December 1, 2009
Dear Friend:
Environment Probe turned 20 this year. To our surprise and delight, we also learned this year that our foundation maintains Canada’s most popular environmental web site. The reason, we suspect, is that the public doesn’t like top-down environmentalism, and we have the field of community-based, market-oriented environmentalism pretty well to ourselves.
Developing our unique approach to environmentalism has made for an interesting and exciting 20 years. From our early work on forestry, fisheries, and endangered species to our more recent work on agriculture and water, we have stressed that empowering individuals and communities is the key to protecting our land, water, and other natural resources. And we have stressed that a sound environment and a strong economy go hand in hand. Several aspects of our work have set us apart from other environmental groups:
• Our confidence in individuals and communities, who are our best environmental stewards. We call our approach "bottom-up environmentalism." We have worked tirelessly to promote property rights and decentralized decision making to empower individuals and communities to protect their environment against corporate and government polluters.
• Our work to decentralize natural resource holdings. Short-sighted governments have razed Canada’s forests and depleted her fisheries, demonstrating that they cannot be trusted as custodians of precious resources. We have advocated community-based or privately held resources to ensure more sustainable management.
• Our focus on enlisting the market in protecting the environment. To ensure safe drinking water and effective sewage treatment, we have campaigned for greater private funding and operation of utilities. A competitive bidding process will encourage efficiencies, while a sound contract will enable municipalities to hold private operators accountable for their performance.
• Our commitment to phasing out subsidies to resource users. We have steadfastly opposed below-market stumpage fees, artificially low water prices, and other subsidies that encourage wasteful resource use. Requiring the users of resources to pay their full costs creates powerful incentives to conserve.

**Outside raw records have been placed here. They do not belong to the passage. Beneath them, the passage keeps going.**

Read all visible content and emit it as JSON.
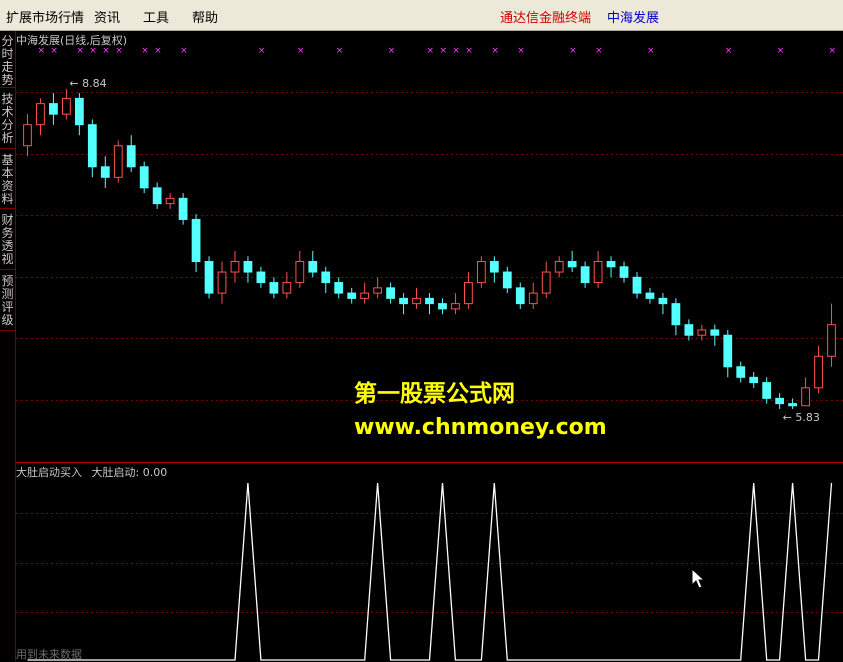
{
  "menubar": {
    "items": [
      "扩展市场行情",
      "资讯",
      "工具",
      "帮助"
    ],
    "broker": "通达信金融终端",
    "stock": "中海发展"
  },
  "sidebar": {
    "tabs": [
      "分时走势",
      "技术分析",
      "基本资料",
      "财务透视",
      "预测评级"
    ]
  },
  "price_panel": {
    "title": "中海发展(日线,后复权)",
    "high_label": "8.84",
    "low_label": "5.83",
    "marker_glyph": "×",
    "watermark_line1": "第一股票公式网",
    "watermark_line2": "www.chnmoney.com"
  },
  "indicator_panel": {
    "title": "大肚启动买入",
    "value_label": "大肚启动: 0.00",
    "bottom_note": "用到未来数据"
  },
  "colors": {
    "up": "#ff5050",
    "down": "#54ffff",
    "marker": "#ff40ff",
    "grid": "#7a0000",
    "signal": "#ffffff"
  },
  "chart_data": [
    {
      "type": "candlestick",
      "title": "中海发展(日线,后复权)",
      "ylim": [
        5.4,
        9.2
      ],
      "annotations": [
        "8.84",
        "5.83"
      ],
      "ohlc": [
        [
          8.3,
          8.5,
          8.6,
          8.2
        ],
        [
          8.5,
          8.7,
          8.75,
          8.4
        ],
        [
          8.7,
          8.6,
          8.8,
          8.5
        ],
        [
          8.6,
          8.75,
          8.84,
          8.55
        ],
        [
          8.75,
          8.5,
          8.8,
          8.4
        ],
        [
          8.5,
          8.1,
          8.55,
          8.0
        ],
        [
          8.1,
          8.0,
          8.2,
          7.9
        ],
        [
          8.0,
          8.3,
          8.35,
          7.95
        ],
        [
          8.3,
          8.1,
          8.4,
          8.05
        ],
        [
          8.1,
          7.9,
          8.15,
          7.85
        ],
        [
          7.9,
          7.75,
          7.95,
          7.7
        ],
        [
          7.75,
          7.8,
          7.85,
          7.7
        ],
        [
          7.8,
          7.6,
          7.85,
          7.55
        ],
        [
          7.6,
          7.2,
          7.65,
          7.1
        ],
        [
          7.2,
          6.9,
          7.25,
          6.85
        ],
        [
          6.9,
          7.1,
          7.2,
          6.8
        ],
        [
          7.1,
          7.2,
          7.3,
          7.0
        ],
        [
          7.2,
          7.1,
          7.25,
          7.0
        ],
        [
          7.1,
          7.0,
          7.15,
          6.95
        ],
        [
          7.0,
          6.9,
          7.05,
          6.85
        ],
        [
          6.9,
          7.0,
          7.1,
          6.85
        ],
        [
          7.0,
          7.2,
          7.3,
          6.95
        ],
        [
          7.2,
          7.1,
          7.3,
          7.05
        ],
        [
          7.1,
          7.0,
          7.15,
          6.9
        ],
        [
          7.0,
          6.9,
          7.05,
          6.85
        ],
        [
          6.9,
          6.85,
          6.95,
          6.8
        ],
        [
          6.85,
          6.9,
          7.0,
          6.8
        ],
        [
          6.9,
          6.95,
          7.05,
          6.85
        ],
        [
          6.95,
          6.85,
          7.0,
          6.8
        ],
        [
          6.85,
          6.8,
          6.9,
          6.7
        ],
        [
          6.8,
          6.85,
          6.95,
          6.75
        ],
        [
          6.85,
          6.8,
          6.9,
          6.7
        ],
        [
          6.8,
          6.75,
          6.85,
          6.7
        ],
        [
          6.75,
          6.8,
          6.9,
          6.7
        ],
        [
          6.8,
          7.0,
          7.1,
          6.75
        ],
        [
          7.0,
          7.2,
          7.25,
          6.95
        ],
        [
          7.2,
          7.1,
          7.25,
          7.0
        ],
        [
          7.1,
          6.95,
          7.15,
          6.9
        ],
        [
          6.95,
          6.8,
          7.0,
          6.75
        ],
        [
          6.8,
          6.9,
          7.0,
          6.75
        ],
        [
          6.9,
          7.1,
          7.2,
          6.85
        ],
        [
          7.1,
          7.2,
          7.25,
          7.05
        ],
        [
          7.2,
          7.15,
          7.3,
          7.1
        ],
        [
          7.15,
          7.0,
          7.2,
          6.95
        ],
        [
          7.0,
          7.2,
          7.3,
          6.95
        ],
        [
          7.2,
          7.15,
          7.25,
          7.05
        ],
        [
          7.15,
          7.05,
          7.2,
          7.0
        ],
        [
          7.05,
          6.9,
          7.1,
          6.85
        ],
        [
          6.9,
          6.85,
          6.95,
          6.8
        ],
        [
          6.85,
          6.8,
          6.9,
          6.7
        ],
        [
          6.8,
          6.6,
          6.85,
          6.5
        ],
        [
          6.6,
          6.5,
          6.65,
          6.45
        ],
        [
          6.5,
          6.55,
          6.6,
          6.45
        ],
        [
          6.55,
          6.5,
          6.6,
          6.4
        ],
        [
          6.5,
          6.2,
          6.55,
          6.1
        ],
        [
          6.2,
          6.1,
          6.25,
          6.05
        ],
        [
          6.1,
          6.05,
          6.15,
          6.0
        ],
        [
          6.05,
          5.9,
          6.1,
          5.85
        ],
        [
          5.9,
          5.85,
          5.95,
          5.8
        ],
        [
          5.85,
          5.83,
          5.9,
          5.8
        ],
        [
          5.83,
          6.0,
          6.1,
          5.83
        ],
        [
          6.0,
          6.3,
          6.4,
          5.95
        ],
        [
          6.3,
          6.6,
          6.8,
          6.2
        ]
      ]
    },
    {
      "type": "line",
      "title": "大肚启动买入",
      "signal_indices": [
        17,
        27,
        32,
        36,
        56,
        59,
        62
      ],
      "current_value": 0.0
    }
  ]
}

Twenty years ago, when we started this work, we relied primarily on writing newspaper articles and giving speeches to get the word out. Of course, the world has changed considerably since then. We still write articles, publish books and studies, and give speeches, but now we also communicate electronically with people all across the country, and beyond.
To mark our 20th anniversary and to promote our approach to a wider audience, we have launched a new web site. The public reaction has been very encouraging! Our foundation’s site has become Canada’s most intensively used environmental web site. The Alexa metrics developed by Amazon.com tell us that Canadians are more likely to stay on our site after arriving than they do on other environmental groups’ sites. They view many more of our pages, and they spend more time reading our material. In fact, visitors to our site stay with us four times as long as with the next most engrossing site.
I invite you to visit our new site at http://www.environment.probeinternational.org and to see for yourself what the excitement is about. You’ll find blogs on a host of current issues. Under "Citings," you’ll find a new quote each time you visit. And of course you’ll find publications spanning our first two decades – articles, speeches, studies for government agencies, submissions to environmental assessments and regulatory hearings, and even the full text of one of our books, all promoting our unique brand of environmentalism.
These materials – and the two decades of research and activism that they represent – would not have been possible without our donors’ generous support. In order to remain independent of governments, corporations, and unions, we continue to depend on you. Please support our work with a generous donation, and help launch a third decade of bottom-up environmentalism.